As últimas duas semanas foram as melhores do governo Bolsonaro. Derrotado, ele ensaiou uma contestação ao resultado, mas recuou por falta de apoio. Foi apenas duas vezes ao Palácio do Planalto, fez dois pronunciamentos insossos defendendo manifestações pacíficas contra o presidente eleito, abandonou as lives no Facebook e os tuítes e passou os dias reclusos no Palácio do Alvorada, sua residência oficial, enquanto a Casa Civil mantinha os trâmites burocráticos para a transição de governo.

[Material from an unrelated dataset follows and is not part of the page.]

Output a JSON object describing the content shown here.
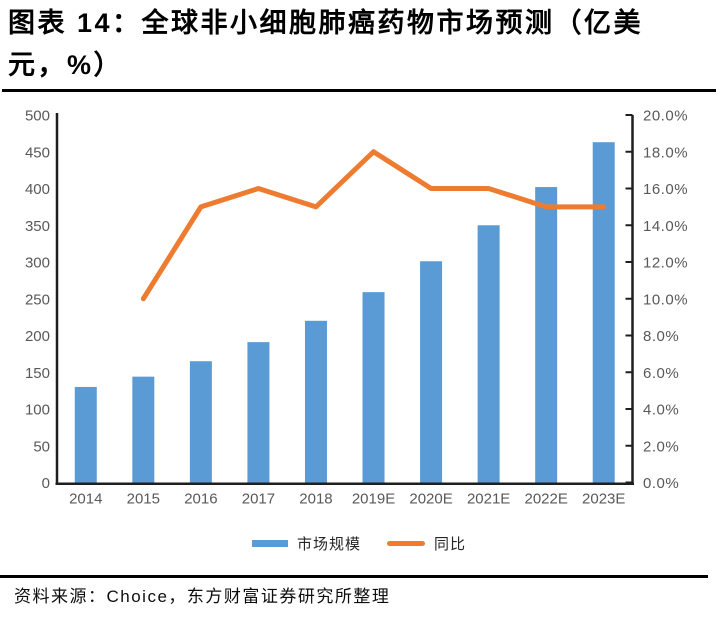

A ausência de Bolsonaro nas manifestações golpistas nas portas e dentro dos quarteis militares é um alívio. Com seus 58 milhões de votos, o presidente poderia se quisesse transformar esses meses de transição em um inferno caso insistisse nas teorias de conspiração que ele mesmo fomentou ao longo dos últimos quatro anos.
É o silêncio de Bolsonaro que, a preços de hoje, joga para o triturador de papeis as notas do Ministério da Defesa e dos comandantes das Forças Armadas, aceitando a realidade das urnas e, ao mesmo, incentivando as vivandeiras de uma intervenção militar. Os comandantes fizeram na semana passada o trabalho sujo de manter acesas as suspeitas sobre a atuação do Tribunal Superior Eleitoral, ação importante para manter o negacionismo vivo até 2026. Só que a apatia do presidente derrotado tira das manifestações o seu tom de ameaça, transformando-as em um espetáculo de memes de personagens simultaneamente cômicos e trágicos
Oficialmente afastado do trabalho por uma erisipela nas pernas, Bolsonaro deixou para o seu vice, general Hamilton Mourão, tarefas administrativas como a recepção a novos embaixadores e ao seu ministro da Casa Civil, Ciro Nogueira, a condução dos últimos dias de governo. Bolsonaro não foi aos fóruns internacionais da COP-27, que na prática assumiram Lula da Silva como presidente de fato do Brasil, nem do G20, cuja presença era dispensável. É como se Bolsonaro houvesse murchado.
Ironicamente, na fraqueza Bolsonaro reforça a sua força. Sem ele, a oposição a Lula é cacofonia sem um eixo de ação. Hoje apenas Bolsonaro, com sua liderança genuinamente popular, é capaz de agregar interesses tão desconexos como os dos agrobusiness, evangélicos, militares e mercado financeiro, setores que majoritariamente votaram contra Lula e que não pretendem dar um único dia de trégua ao futuro presidente. Porém, sem a regência de Bolsonaro e seus filhos até as redes sociais da extrema direita estão vazias. Há raiva, ranger de dentes, mas zero estratégia. São manés que perderam e seguem amolando, mas não sabem como construir uma alternativa futura. São órfãos à espera da volta de Bolsonaro.